Closed AxelNennker closed 4 weeks ago
There is an existing PR that will update the security scheme for the QoS Profiles YAML. This will use the openId
scheme that is mandated by ICM, and the oAuth2ClientCredentials
scheme deleted.
This scheme allows for the QoS Profiles endpoints to be called with either 3-legged or 2-legged access tokens - both are valid scenarios. The additional documentation that will be added to the OAS explains exactly how the API designer will find out the details of the applicable authorisation schemes, specifically:
Which specific authorization flows are to be used will be determined during onboarding process
So they will find out which authorisation flows are applicable via the Operate APIs, with the details (endpoint URLs, supported endpoint authentication methods, supported scopes, etc.) found via the openIdConnectUrl
.
I saw the PR but no documentation of the API behavior you describe in the above comment. The yaml does not describe this behavior and that is where developers look.
Anyway, as long as there is one Camara API - population density - that is client credentials only, then there should be API designer guidelines on how that security scheme should be specified in the yaml.
The solution adopted by ICM was clear - developers (i.e. API consumers) will not know which authorisation schemes are applicable to an API until the onboarding stage. That is what is specified in the mandatory template to be included in each API. No more text is required, though anyone is free to propose additional documentation in the OAS itself.
The ICM "CAMARA API Access and User Consent Management" document already describes how client credentials are specified in the OAS. OIDC Discovery already allows additional grant types (such as client_credentials
) to be specified in the openIdConnectUrl
data.
The solution adopted by ICM was clear - developers (i.e.
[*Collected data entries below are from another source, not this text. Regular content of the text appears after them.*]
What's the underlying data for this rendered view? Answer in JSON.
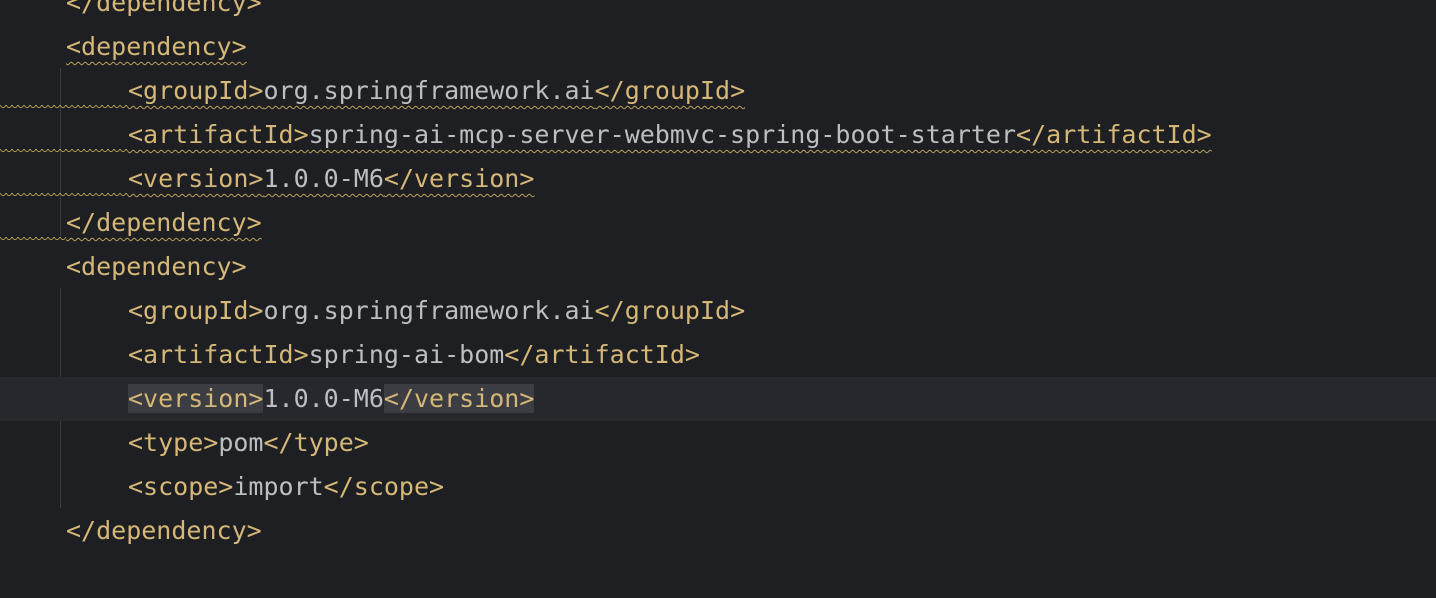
{
  "editor": {
    "lines": [
      {
        "parts": [
          {
            "t": "tag",
            "v": "</dependency>"
          }
        ],
        "indent": 1,
        "squiggle": false
      },
      {
        "parts": [
          {
            "t": "tag",
            "v": "<dependency>"
          }
        ],
        "indent": 1,
        "squiggle": true
      },
      {
        "parts": [
          {
            "t": "tag",
            "v": "<groupId>"
          },
          {
            "t": "txt",
            "v": "org.springframework.ai"
          },
          {
            "t": "tag",
            "v": "</groupId>"
          }
        ],
        "indent": 2,
        "squiggle": true
      },
      {
        "parts": [
          {
            "t": "tag",
            "v": "<artifactId>"
          },
          {
            "t": "txt",
            "v": "spring-ai-mcp-server-webmvc-spring-boot-starter"
          },
          {
            "t": "tag",
            "v": "</artifactId>"
          }
        ],
        "indent": 2,
        "squiggle": true
      },
      {
        "parts": [
          {
            "t": "tag",
            "v": "<version>"
          },
          {
            "t": "txt",
            "v": "1.0.0-M6"
          },
          {
            "t": "tag",
            "v": "</version>"
          }
        ],
        "indent": 2,
        "squiggle": true
      },
      {
        "parts": [
          {
            "t": "tag",
            "v": "</dependency>"
          }
        ],
        "indent": 1,
        "squiggle": true
      },
      {
        "parts": [
          {
            "t": "tag",
            "v": "<dependency>"
          }
        ],
        "indent": 1,
        "squiggle": false
      },
      {
        "parts": [
          {
            "t": "tag",
            "v": "<groupId>"
          },
          {
            "t": "txt",
            "v": "org.springframework.ai"
          },
          {
            "t": "tag",
            "v": "</groupId>"
          }
        ],
        "indent": 2,
        "squiggle": false
      },
      {
        "parts": [
          {
            "t": "tag",
            "v": "<artifactId>"
          },
          {
            "t": "txt",
            "v": "spring-ai-bom"
          },
          {
            "t": "tag",
            "v": "</artifactId>"
          }
        ],
        "indent": 2,
        "squiggle": false
      },
      {
        "parts": [
          {
            "t": "tag",
            "v": "<version>",
            "match": true
          },
          {
            "t": "txt",
            "v": "1.0.0-M6"
          },
          {
            "t": "tag",
            "v": "</version>",
            "match": true
          }
        ],
        "indent": 2,
        "squiggle": false,
        "current": true
      },
      {
        "parts": [
          {
            "t": "tag",
            "v": "<type>"
          },
          {
            "t": "txt",
            "v": "pom"
          },
          {
            "t": "tag",
            "v": "</type>"
          }
        ],
        "indent": 2,
        "squiggle": false
      },
      {
        "parts": [
          {
            "t": "tag",
            "v": "<scope>"
          },
          {
            "t": "txt",
            "v": "import"
          },
          {
            "t": "tag",
            "v": "</scope>"
          }
        ],
        "indent": 2,
        "squiggle": false
      },
      {
        "parts": [
          {
            "t": "tag",
            "v": "</dependency>"
          }
        ],
        "indent": 1,
        "squiggle": false
      }
    ]
  }
}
API consumers) will not know which authorisation schemes are applicable to an API until the onboarding stage. That is what is specified in the mandatory template to be included in each API. No more text is required, though anyone is free to propose additional documentation in the OAS itself.
There are APIs that are client credentials only and I think their openapi yaml files should express that. Therefore there should be an Camara guideline for oauth2 client credentials. https://github.com/camaraproject/IdentityAndConsentManagement/pull/172
After DT-internal discussion closing this issue.
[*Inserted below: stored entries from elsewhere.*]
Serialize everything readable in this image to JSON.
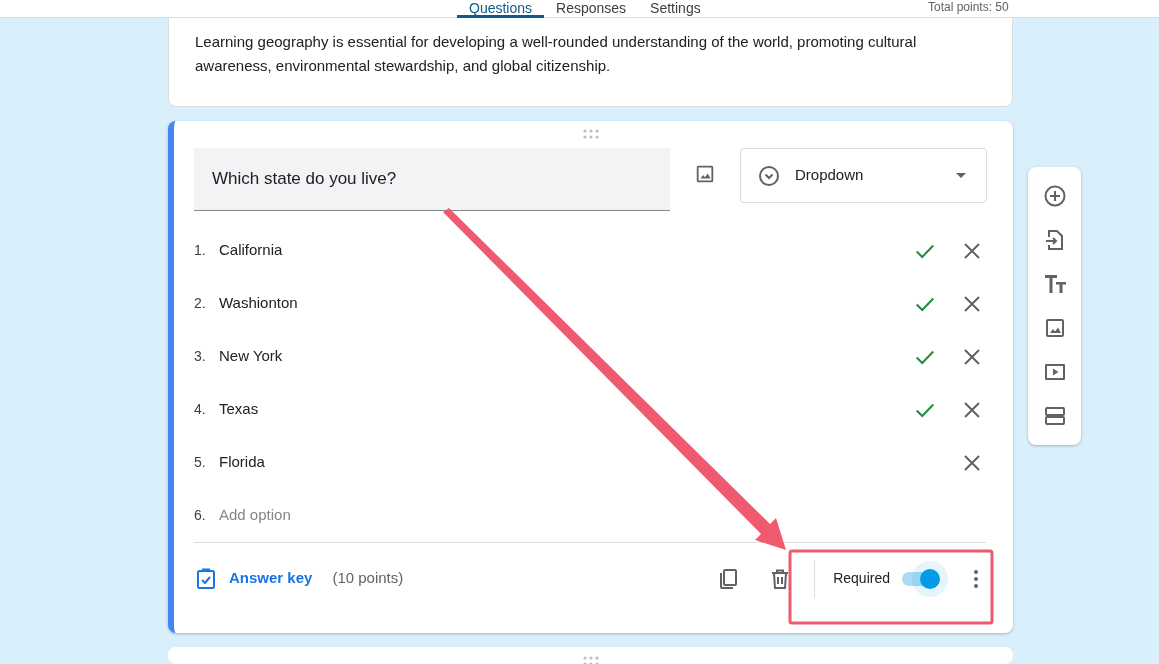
{
  "tabs": [
    {
      "label": "Questions",
      "selected": true
    },
    {
      "label": "Responses",
      "selected": false
    },
    {
      "label": "Settings",
      "selected": false
    }
  ],
  "total_points": "Total points: 50",
  "description": "Learning geography is essential for developing a well-rounded understanding of the world, promoting cultural awareness, environmental stewardship, and global citizenship.",
  "question": {
    "title": "Which state do you live?",
    "type": "Dropdown",
    "options": [
      {
        "number": "1.",
        "label": "California",
        "correct": true
      },
      {
        "number": "2.",
        "label": "Washionton",
        "correct": true
      },
      {
        "number": "3.",
        "label": "New York",
        "correct": true
      },
      {
        "number": "4.",
        "label": "Texas",
        "correct": true
      },
      {
        "number": "5.",
        "label": "Florida",
        "correct": false
      }
    ],
    "add_option": {
      "number": "6.",
      "placeholder": "Add option"
    },
    "answer_key": "Answer key",
    "points": "(10 points)",
    "required_label": "Required",
    "required": true
  }
}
Problem description There are Camara APIs that do not involve personal data and by specifying the openid-security-scheme in the API yaml file API consumers are missing important information. If no personal data is processed then an OAuth2 client credentials security scheme is what API consumers should find in the API yaml file.
There is currently no guideline for API designers how to specify OAuth2 client credentials.
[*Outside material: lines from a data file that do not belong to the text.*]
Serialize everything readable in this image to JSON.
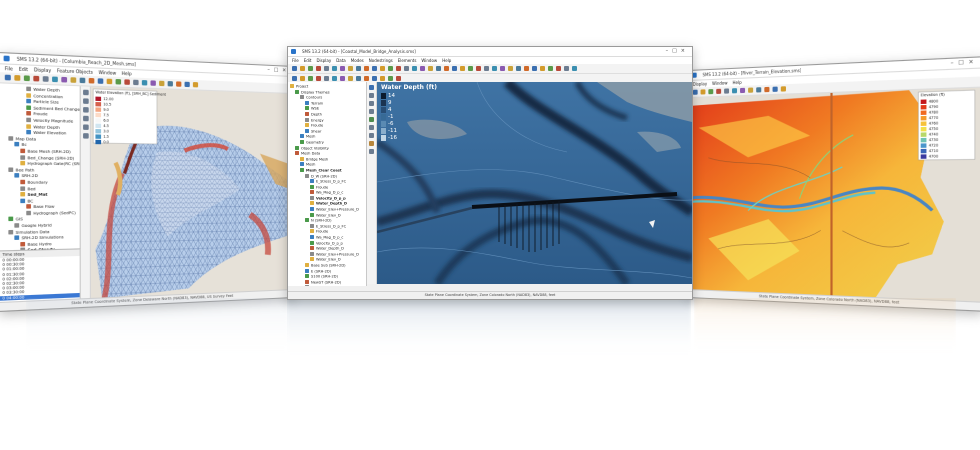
{
  "left_window": {
    "title": "SMS 13.2 (64-bit) - [Columbia_Reach_2D_Mesh.sms]",
    "menus": [
      "File",
      "Edit",
      "Display",
      "Feature Objects",
      "Window",
      "Help"
    ],
    "tree_items": [
      {
        "label": "Water Depth",
        "indent": 4
      },
      {
        "label": "Concentration",
        "indent": 4
      },
      {
        "label": "Particle Size",
        "indent": 4
      },
      {
        "label": "Sediment Bed Change",
        "indent": 4
      },
      {
        "label": "Froude",
        "indent": 4
      },
      {
        "label": "Velocity Magnitude",
        "indent": 4
      },
      {
        "label": "Water Depth",
        "indent": 4
      },
      {
        "label": "Water Elevation",
        "indent": 4
      },
      {
        "label": "Map Data",
        "indent": 1
      },
      {
        "label": "Bc",
        "indent": 2
      },
      {
        "label": "Base Mesh (SRH-2D)",
        "indent": 3
      },
      {
        "label": "Bed_Change (SRH-2D)",
        "indent": 3
      },
      {
        "label": "Hydrograph Gate(RC (SRH-2D)",
        "indent": 3
      },
      {
        "label": "Bee Path",
        "indent": 1
      },
      {
        "label": "SRH-2D",
        "indent": 2
      },
      {
        "label": "Boundary",
        "indent": 3
      },
      {
        "label": "Bed",
        "indent": 3
      },
      {
        "label": "Sed_Mat",
        "indent": 3,
        "bold": true
      },
      {
        "label": "BC",
        "indent": 3
      },
      {
        "label": "Base Flow",
        "indent": 4
      },
      {
        "label": "Hydrograph (SedPC)",
        "indent": 4
      },
      {
        "label": "GIS",
        "indent": 1
      },
      {
        "label": "Google Hybrid",
        "indent": 2
      },
      {
        "label": "Simulation Data",
        "indent": 1
      },
      {
        "label": "SRH-2D Simulations",
        "indent": 2
      },
      {
        "label": "Base Hydro",
        "indent": 3
      },
      {
        "label": "Sed_Steady",
        "indent": 3,
        "bold": true
      },
      {
        "label": "Mesh",
        "indent": 4
      },
      {
        "label": "BC",
        "indent": 4
      },
      {
        "label": "Base Flow",
        "indent": 4
      }
    ],
    "time_steps_label": "Time steps",
    "time_steps": [
      "0 00:00:00",
      "0 00:30:00",
      "0 01:00:00",
      "0 01:30:00",
      "0 02:00:00",
      "0 02:30:00",
      "0 03:00:00",
      "0 03:30:00",
      "0 04:00:00"
    ],
    "legend_title": "Water Elevation (ft), [SRH_BC] Sediment",
    "legend_values": [
      "12.00",
      "10.5",
      "9.0",
      "7.5",
      "6.0",
      "4.5",
      "3.0",
      "1.5",
      "0.0"
    ],
    "status_text": "State Plane Coordinate System, Zone Delaware North (NAD83), NAVD88, US Survey Feet"
  },
  "center_window": {
    "title": "SMS 13.2 (64-bit) - [Coastal_Model_Bridge_Analysis.sms]",
    "menus": [
      "File",
      "Edit",
      "Display",
      "Data",
      "Modes",
      "Nodestrings",
      "Elements",
      "Window",
      "Help"
    ],
    "tree_items": [
      {
        "label": "Project",
        "indent": 0
      },
      {
        "label": "Display Themes",
        "indent": 1
      },
      {
        "label": "Contours",
        "indent": 2
      },
      {
        "label": "Terrain",
        "indent": 3
      },
      {
        "label": "WSE",
        "indent": 3
      },
      {
        "label": "Depth",
        "indent": 3
      },
      {
        "label": "Energy",
        "indent": 3
      },
      {
        "label": "Froude",
        "indent": 3
      },
      {
        "label": "Shear",
        "indent": 3
      },
      {
        "label": "Mesh",
        "indent": 2
      },
      {
        "label": "Geometry",
        "indent": 2
      },
      {
        "label": "Object Visibility",
        "indent": 1
      },
      {
        "label": "Mesh Data",
        "indent": 1
      },
      {
        "label": "Bridge Mesh",
        "indent": 2
      },
      {
        "label": "Mesh",
        "indent": 2
      },
      {
        "label": "Mesh_Clear Coast",
        "indent": 2,
        "bold": true
      },
      {
        "label": "D_W (SRH-2D)",
        "indent": 3
      },
      {
        "label": "E_Stress_D_p_FC",
        "indent": 4
      },
      {
        "label": "Froude",
        "indent": 4
      },
      {
        "label": "Wa_Mag_D_p_c",
        "indent": 4
      },
      {
        "label": "Velocity_D_p_p",
        "indent": 4,
        "bold": true
      },
      {
        "label": "Water_Depth_D",
        "indent": 4,
        "bold": true
      },
      {
        "label": "Water_Elev+Pressure_D",
        "indent": 4
      },
      {
        "label": "Water_Elev_D",
        "indent": 4
      },
      {
        "label": "N (SRH-2D)",
        "indent": 3
      },
      {
        "label": "E_Stress_D_p_FC",
        "indent": 4
      },
      {
        "label": "Froude",
        "indent": 4
      },
      {
        "label": "Wa_Mag_D_p_c",
        "indent": 4
      },
      {
        "label": "Velocity_D_p_p",
        "indent": 4
      },
      {
        "label": "Water_Depth_D",
        "indent": 4
      },
      {
        "label": "Water_Elev+Pressure_D",
        "indent": 4
      },
      {
        "label": "Water_Elev_D",
        "indent": 4
      },
      {
        "label": "Base Sub (SRH-2D)",
        "indent": 3
      },
      {
        "label": "E (SRH-2D)",
        "indent": 3
      },
      {
        "label": "S100 (SRH-2D)",
        "indent": 3
      },
      {
        "label": "NewST (SRH-2D)",
        "indent": 3
      },
      {
        "label": "S50 (SRH-2D)",
        "indent": 3
      },
      {
        "label": "Other Data",
        "indent": 1
      },
      {
        "label": "2D Bridge",
        "indent": 2,
        "bold": true
      },
      {
        "label": "2D Bridge Piers",
        "indent": 3
      },
      {
        "label": "2D Bridge Deck",
        "indent": 3
      }
    ],
    "legend_title": "Water Depth (ft)",
    "legend_values": [
      "14",
      "9",
      "4",
      "-1",
      "-6",
      "-11",
      "-16"
    ],
    "status_text": "State Plane Coordinate System, Zone Colorado North (NAD83), NAVD88, feet"
  },
  "right_window": {
    "title": "SMS 13.2 (64-bit) - [River_Terrain_Elevation.sms]",
    "menus": [
      "Display",
      "Window",
      "Help"
    ],
    "legend_title": "Elevation (ft)",
    "legend_values": [
      "4800",
      "4790",
      "4780",
      "4770",
      "4760",
      "4750",
      "4740",
      "4730",
      "4720",
      "4710",
      "4700"
    ],
    "status_text": "State Plane Coordinate System, Zone Colorado North (NAD83), NAVD88, feet"
  },
  "colors": {
    "water_blue": "#2f5f8f",
    "dark_channel": "#18304a",
    "terrain_red": "#d43a1c",
    "terrain_orange": "#ef8a22",
    "terrain_yellow": "#f2c33a",
    "mesh_blue": "#a9c4e6"
  }
}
The following are two Camara APIs that do not involve personal data: https://github.com/camaraproject/PopulationDensityData/blob/main/code/API_definitions/population-density-data.yaml @jgarciahospital https://github.com/camaraproject/QualityOnDemand/ especially https://github.com/camaraproject/QualityOnDemand/blob/main/code/API_definitions/qos-profiles.yaml @jlurien @eric-murray
Expected action Provide a guideline for API designer on how to specify a security scheme that allows OAuth2 client credentials.
https://github.com/camaraproject/QualityOnDemand/blob/main/code/API_definitions/qos-profiles.yaml is currently using this security scheme
Additional context
TSC agreed on October 19, 2023 :
Update OpenAPI security guideline (https://github.com/camaraproject/Commonalities/pull/57)
PopulationDensityData was created in December 2023 after the TSC agreement. QoS Profiles was split from QoS also after the TSC agreement.
I, @AxelNennker, think the TSC agreement should be re-visited because now we have Camara API that are client-credentials only. There should be a guideline for API Designers in API Design guidelines how to specify oauth2 client-credentials in API yaml files. API consumers would miss important information in the yaml files if the read the openid-security scheme in the API yaml file, but in fact the API requires client credentials.